The strategies Sperling will use are backed by research that prove they facilitate learning. One example is giving students in a calculus course who are studying related weight problems a specific prompt, such as a drawing strategy, and describing how it works and the best way to employ it, she said.
In addition to piloting these concepts, this summer Sperling is surveying students' existing self-regulation strategies and experimenting with the amount of learning support needed to enhance their learning.
The final scaffolds will be presented in a large-scale study to student volunteers in fall STEM courses so the team can look across technology formats and students to see what effects the formats have on self-regulated learning and student achievement, and when.
"My guess is that depending on the nature of the type of prompt or type of scaffold that we're providing for them, it's going to vary what sort of medium is going to best reach students," Sperling said.
Another important foundational issue is conducting design experiments to gauge how best to present the learning supports and to receive student feedback. With the Apple Watch, Brautigam said, there is a lot of flexibility; for instance, students can respond to prompts simply with a "yes" or "no" button, using sliders or meters to gauge their responses, or by replying with a voice message. Even if students dismiss a prompt, this still gives the research team information, he said.
"We're trying to find the simplest way possible to get a lot of information," said Brautigam.
Ideally these prompts will be managed in one place, but delivered across various formats including the Apple Watch, smartphones and the university's Web-based learning management system, as well as other wearable devices in the future, he said.
Meanwhile, Sperling's work is an extension of Brautigam's, who manages TLT's advanced learning projects group, which designs and develops new technologies and has experience building applications on Apple devices.
The self-regulation research also builds upon earlier learning analytics research conducted by TLT with input by Sperling. During that study, students tracked their individual progress and compared it to classmates' progress and behaviors, and saw behaviors correlated to higher achievement, such as regularly signing onto the university's course management system.
The new study will culminate in the ability to make predictions about which types of students are best able to use which types of technologies, and also how the tools are supporting their academic achievements, said Sperling.
Up until now, much of the academic research has been limited to other technology devices, like phones, where students were asked for motivational feedback and didn't receive specific learning tips or scaffolds, like Sperling plans to use.

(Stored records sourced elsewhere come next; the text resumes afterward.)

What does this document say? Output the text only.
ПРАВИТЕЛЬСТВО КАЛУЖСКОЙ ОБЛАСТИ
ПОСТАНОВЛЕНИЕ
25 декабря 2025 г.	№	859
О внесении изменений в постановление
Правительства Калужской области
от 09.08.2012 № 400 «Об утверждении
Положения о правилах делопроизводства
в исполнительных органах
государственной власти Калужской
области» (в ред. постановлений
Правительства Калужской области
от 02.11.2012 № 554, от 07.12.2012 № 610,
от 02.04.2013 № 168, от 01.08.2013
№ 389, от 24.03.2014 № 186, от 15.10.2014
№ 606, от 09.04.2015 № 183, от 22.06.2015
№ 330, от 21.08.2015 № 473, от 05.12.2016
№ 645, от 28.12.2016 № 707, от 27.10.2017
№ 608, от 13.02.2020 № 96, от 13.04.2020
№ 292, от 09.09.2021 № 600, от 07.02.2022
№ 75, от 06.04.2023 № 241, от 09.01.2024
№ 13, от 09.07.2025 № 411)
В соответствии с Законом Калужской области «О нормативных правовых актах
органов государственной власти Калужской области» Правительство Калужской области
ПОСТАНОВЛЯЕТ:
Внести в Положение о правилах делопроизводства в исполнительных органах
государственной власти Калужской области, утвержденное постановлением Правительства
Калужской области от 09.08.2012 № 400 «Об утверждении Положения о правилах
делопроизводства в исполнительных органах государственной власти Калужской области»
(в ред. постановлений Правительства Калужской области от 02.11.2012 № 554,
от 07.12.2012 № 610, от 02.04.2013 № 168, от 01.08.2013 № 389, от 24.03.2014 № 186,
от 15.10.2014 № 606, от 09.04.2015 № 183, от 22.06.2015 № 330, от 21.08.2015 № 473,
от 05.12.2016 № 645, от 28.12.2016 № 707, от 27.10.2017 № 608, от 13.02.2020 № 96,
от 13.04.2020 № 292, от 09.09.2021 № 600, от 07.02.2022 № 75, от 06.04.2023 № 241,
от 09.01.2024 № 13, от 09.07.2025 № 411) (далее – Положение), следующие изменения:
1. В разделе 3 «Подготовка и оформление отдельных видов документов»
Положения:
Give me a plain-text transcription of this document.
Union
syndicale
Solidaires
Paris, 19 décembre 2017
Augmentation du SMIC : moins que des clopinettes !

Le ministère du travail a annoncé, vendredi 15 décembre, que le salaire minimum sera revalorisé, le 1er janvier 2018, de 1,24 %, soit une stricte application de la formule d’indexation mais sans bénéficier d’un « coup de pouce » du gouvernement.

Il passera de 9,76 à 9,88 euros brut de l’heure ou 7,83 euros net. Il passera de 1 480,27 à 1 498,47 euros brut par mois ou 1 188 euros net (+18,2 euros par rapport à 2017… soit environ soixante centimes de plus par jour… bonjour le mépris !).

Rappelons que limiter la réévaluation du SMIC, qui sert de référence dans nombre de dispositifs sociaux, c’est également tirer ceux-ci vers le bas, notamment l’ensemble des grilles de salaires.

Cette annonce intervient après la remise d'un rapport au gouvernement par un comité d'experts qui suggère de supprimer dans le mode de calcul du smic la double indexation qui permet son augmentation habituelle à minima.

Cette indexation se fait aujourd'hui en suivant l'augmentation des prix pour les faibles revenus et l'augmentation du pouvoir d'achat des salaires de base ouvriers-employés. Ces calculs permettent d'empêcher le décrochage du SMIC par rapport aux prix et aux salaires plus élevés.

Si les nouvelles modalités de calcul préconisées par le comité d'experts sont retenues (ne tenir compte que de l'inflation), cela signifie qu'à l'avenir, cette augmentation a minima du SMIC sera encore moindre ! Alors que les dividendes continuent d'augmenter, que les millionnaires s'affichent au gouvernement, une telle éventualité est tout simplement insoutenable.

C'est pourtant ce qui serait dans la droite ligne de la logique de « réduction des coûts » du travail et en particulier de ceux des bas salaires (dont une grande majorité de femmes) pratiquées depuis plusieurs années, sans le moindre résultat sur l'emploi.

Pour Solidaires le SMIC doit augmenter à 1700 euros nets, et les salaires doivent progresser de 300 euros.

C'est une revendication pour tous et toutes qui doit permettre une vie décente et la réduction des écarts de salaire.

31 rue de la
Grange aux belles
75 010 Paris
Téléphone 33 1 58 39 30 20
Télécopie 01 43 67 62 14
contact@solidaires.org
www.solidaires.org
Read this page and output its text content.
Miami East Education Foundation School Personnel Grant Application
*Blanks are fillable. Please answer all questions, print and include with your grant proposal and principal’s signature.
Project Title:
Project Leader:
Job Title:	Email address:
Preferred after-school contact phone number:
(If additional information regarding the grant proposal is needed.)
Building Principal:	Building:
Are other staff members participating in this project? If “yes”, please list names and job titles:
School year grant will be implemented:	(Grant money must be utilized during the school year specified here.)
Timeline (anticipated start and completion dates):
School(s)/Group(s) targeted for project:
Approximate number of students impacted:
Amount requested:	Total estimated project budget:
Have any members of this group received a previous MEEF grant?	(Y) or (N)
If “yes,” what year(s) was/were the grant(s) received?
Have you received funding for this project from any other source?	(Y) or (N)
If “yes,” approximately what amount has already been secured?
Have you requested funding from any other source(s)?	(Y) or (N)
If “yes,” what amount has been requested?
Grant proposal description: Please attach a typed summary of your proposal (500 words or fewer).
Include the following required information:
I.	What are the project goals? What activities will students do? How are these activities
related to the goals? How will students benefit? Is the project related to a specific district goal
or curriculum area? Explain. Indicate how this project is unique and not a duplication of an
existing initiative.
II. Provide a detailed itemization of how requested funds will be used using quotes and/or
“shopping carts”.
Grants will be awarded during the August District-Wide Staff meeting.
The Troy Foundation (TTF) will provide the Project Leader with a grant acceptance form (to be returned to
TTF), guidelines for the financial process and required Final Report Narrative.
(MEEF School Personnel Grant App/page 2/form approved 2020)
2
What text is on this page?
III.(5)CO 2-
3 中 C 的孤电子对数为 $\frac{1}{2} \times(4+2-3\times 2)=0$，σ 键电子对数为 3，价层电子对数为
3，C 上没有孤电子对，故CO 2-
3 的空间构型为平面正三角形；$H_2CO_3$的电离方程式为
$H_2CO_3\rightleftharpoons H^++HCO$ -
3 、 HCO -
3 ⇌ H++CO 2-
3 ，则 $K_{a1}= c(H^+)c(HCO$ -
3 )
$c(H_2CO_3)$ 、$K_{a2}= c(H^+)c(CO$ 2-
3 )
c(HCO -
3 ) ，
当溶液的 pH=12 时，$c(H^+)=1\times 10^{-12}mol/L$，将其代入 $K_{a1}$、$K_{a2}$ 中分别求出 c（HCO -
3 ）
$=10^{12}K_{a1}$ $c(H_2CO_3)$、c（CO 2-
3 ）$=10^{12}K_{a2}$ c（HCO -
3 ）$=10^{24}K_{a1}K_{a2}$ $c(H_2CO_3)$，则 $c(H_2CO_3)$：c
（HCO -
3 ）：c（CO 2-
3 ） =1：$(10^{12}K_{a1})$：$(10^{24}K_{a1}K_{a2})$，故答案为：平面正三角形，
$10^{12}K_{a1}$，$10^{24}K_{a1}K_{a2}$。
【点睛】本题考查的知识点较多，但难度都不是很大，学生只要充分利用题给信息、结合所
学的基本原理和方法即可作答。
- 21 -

In the end, the success of wearable-technology-mediated learning on a larger scale may depend on the adoption rate of the technology across the student body. But if it's anything like the iPhone, there may be something to it.
"If it does become prevalent, I think we'll have a leg up here," Brautigam said, "because we've been sort of investing in this and exploring this since the inception."
For Sperling, it will be interesting to check back on her research a year from now, she said. "It's possible that some really little prompt could change the way that [students] engage with the academic content."